Support Questions
Find answers, ask questions, and share your expertise

spark structured Streaming with kafka log compaction topic

spark structured Streaming with kafka log compaction topic

New Contributor

I am running my structured streaming code in batches with one hour interval and after few batches(complete successfully) offset changed to old offset value and start reading old message again. In log I am getting below warning.

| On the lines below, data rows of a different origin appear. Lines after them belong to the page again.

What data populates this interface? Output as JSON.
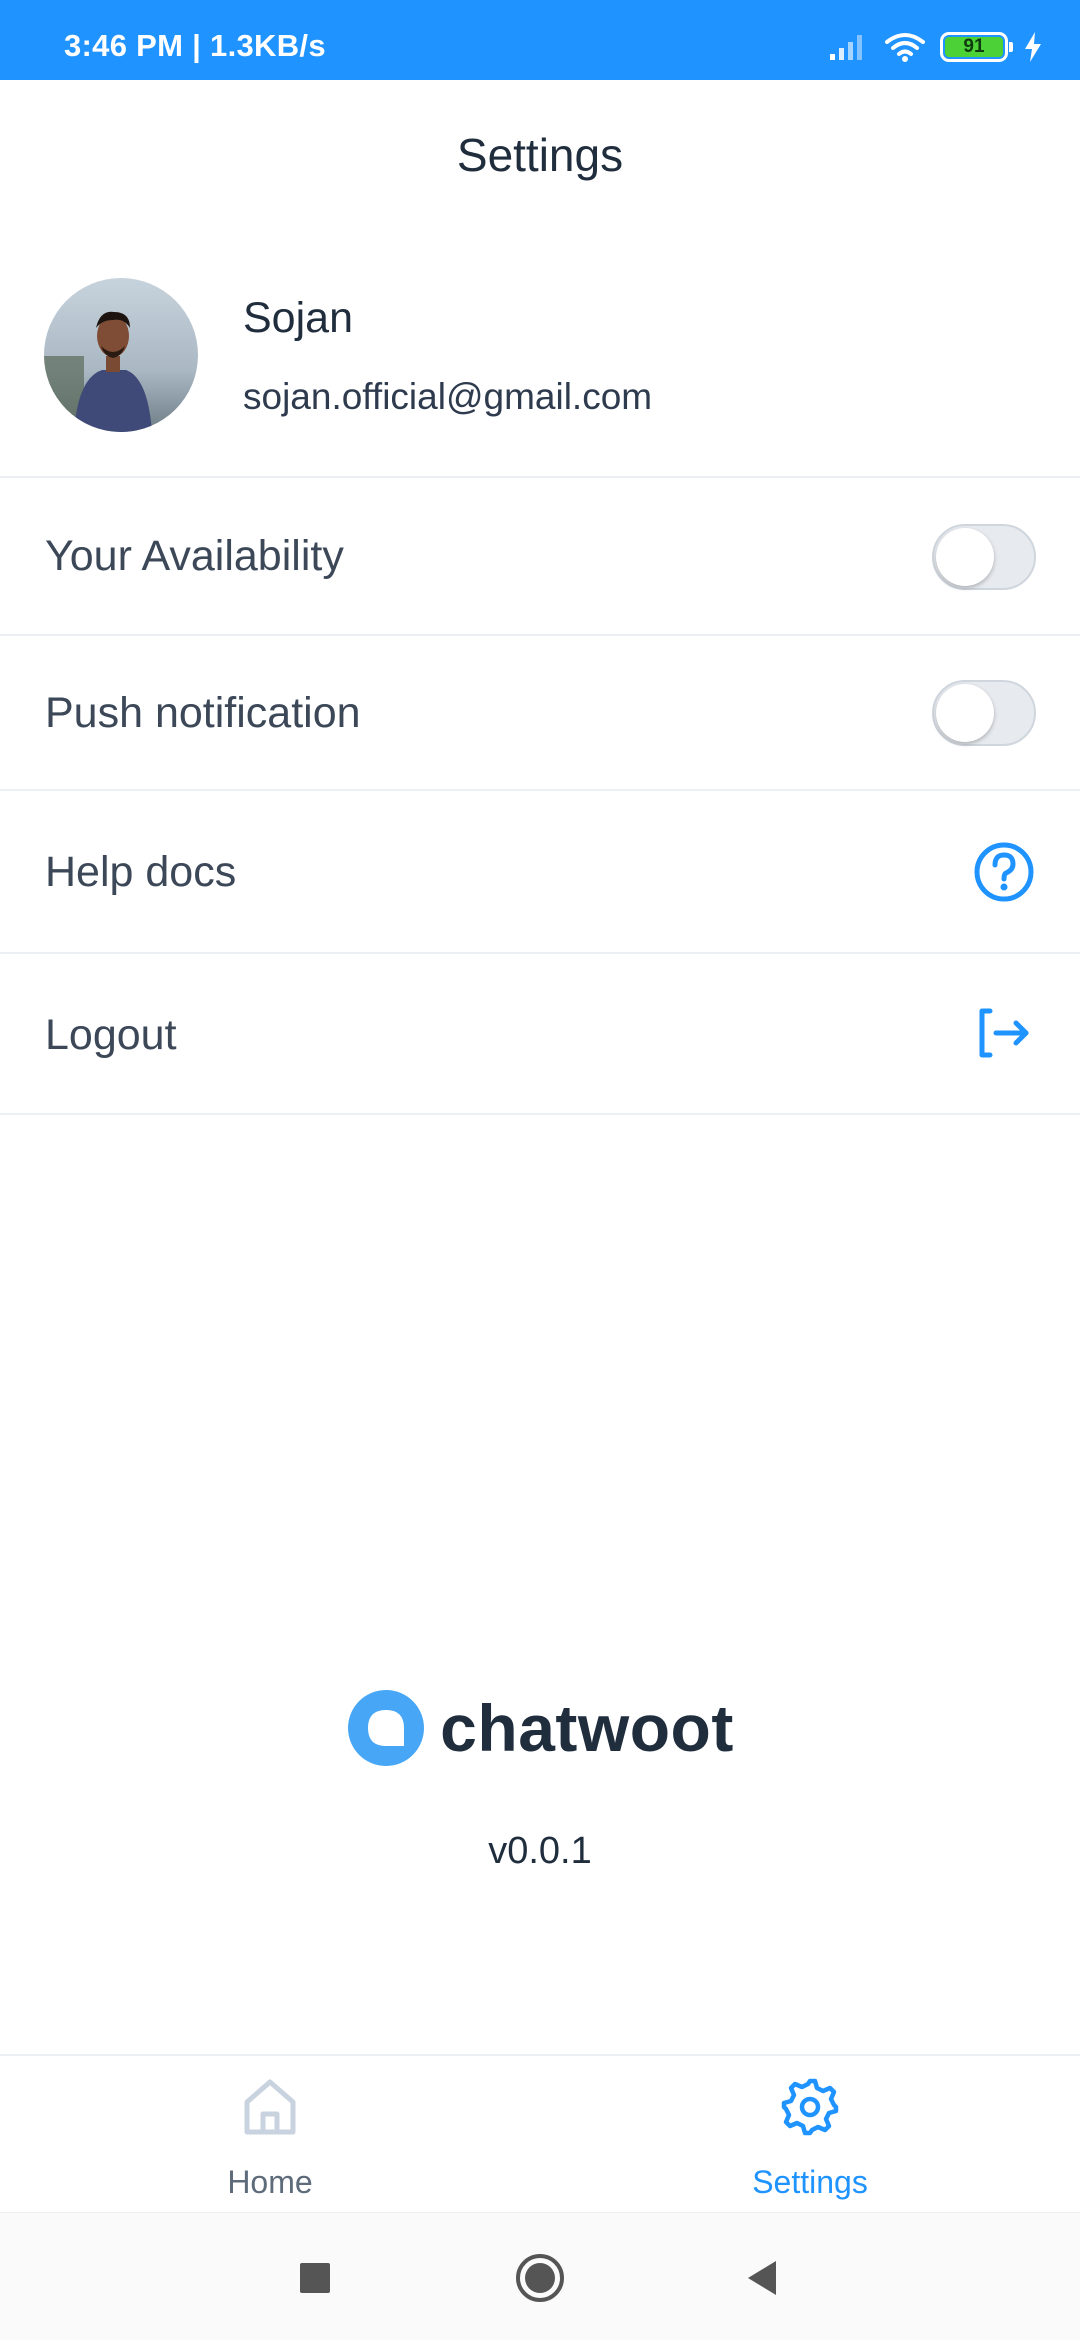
{
  "status_bar": {
    "time_speed": "3:46 PM | 1.3KB/s",
    "battery": "91",
    "icons": [
      "signal-icon",
      "wifi-icon",
      "battery-icon",
      "charging-icon"
    ],
    "background": "#1f93ff"
  },
  "header": {
    "title": "Settings"
  },
  "profile": {
    "name": "Sojan",
    "email": "sojan.official@gmail.com"
  },
  "settings": {
    "availability": {
      "label": "Your Availability",
      "enabled": false
    },
    "push_notification": {
      "label": "Push notification",
      "enabled": false
    },
    "help_docs": {
      "label": "Help docs",
      "icon": "help-circle-icon"
    },
    "logout": {
      "label": "Logout",
      "icon": "logout-icon"
    }
  },
  "brand": {
    "name": "chatwoot",
    "version": "v0.0.1"
  },
  "tabs": [
    {
      "label": "Home",
      "icon": "home-icon",
      "active": false
    },
    {
      "label": "Settings",
      "icon": "gear-icon",
      "active": true
    }
  ],
  "system_nav": [
    "recents-button",
    "home-button",
    "back-button"
  ],
  "colors": {
    "accent": "#1f93ff",
    "text": "#2e3a4d",
    "inactive_tab": "#5d6b7b",
    "divider": "#eceff3"
  }
}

WARN KafkaSource: Partition topicName-29's offset was changed from 1092271004 to 35623, some data may have been missed. Some data may have been lost because they are not available in Kafka any more; either the data was aged out by Kafka or the topic may have been deleted before all the data in the topic was processed. If you want your streaming query to fail on such cases, set the source option "failOnDataLoss" to "true".

Build.sbt:

scalaVersion := "2.11.8"
val sparkVersion = "2.3.1"
libraryDependencies ++= Seq(
"org.apache.spark" %% "spark-core" % sparkVersion % "provided",
"org.apache.spark" %% "spark-sql" % sparkVersion % "provided",
"org.apache.kafka" % "kafka-clients" % "0.11.0.1",
"org.apache.spark" %% "spark-sql-kafka-0-10" % sparkVersion % "provided"
)

Code:

val readMessages=sparkSession
      .readStream
      .format("kafka")
      .option("kafka.bootstrap.servers",BOOTSTRAP_SERVERS)
      .option("subscribe", TOPIC_NAME)
      .option("failOnDataLoss", "false")
      .option("kafka.security.protocol","ssl")
      .option("kafka.ssl.keystore.location",propertyMap(CONSUMER_KEYSTORE_LOCATION))
      .option("kafka.ssl.keystore.password",propertyMap(CONSUMER_KEYSTORE_PASSWORD))
      .option("kafka.ssl.truststore.location", propertyMap(CONSUMER_TRUSTSTORE_LOCATION))
      .option("kafka.ssl.truststore.password", propertyMap(CONSUMER_TRUSTSTORE_PASSWORD))
      .option("startingOffsets", "earliest")
      .option("groupIdPrefix", "kafka-ingestion")
      .load()


val streamingQuery=readMessages
    .writeStream
    .format("text"))
    .trigger(Trigger.Once)
    .option("path",propertyMap(TARGET_PATH))
    .option("checkpointLocation",propertyMap(CHECKPOINT_PATH))
    .outputMode("append")
    .start()

streamingQuery.awaitTermination()

I am guessing whenever any incremental data available in kafka topic it is working fine But if there is no incremental data then offset change to older one and start fetching same data which already processed.

Topic is compact topic with retention period of 7 days.

I have tried with both startingOffsets as earliest and latest. Also tried to change failOnDataLoss but It is not working as expected.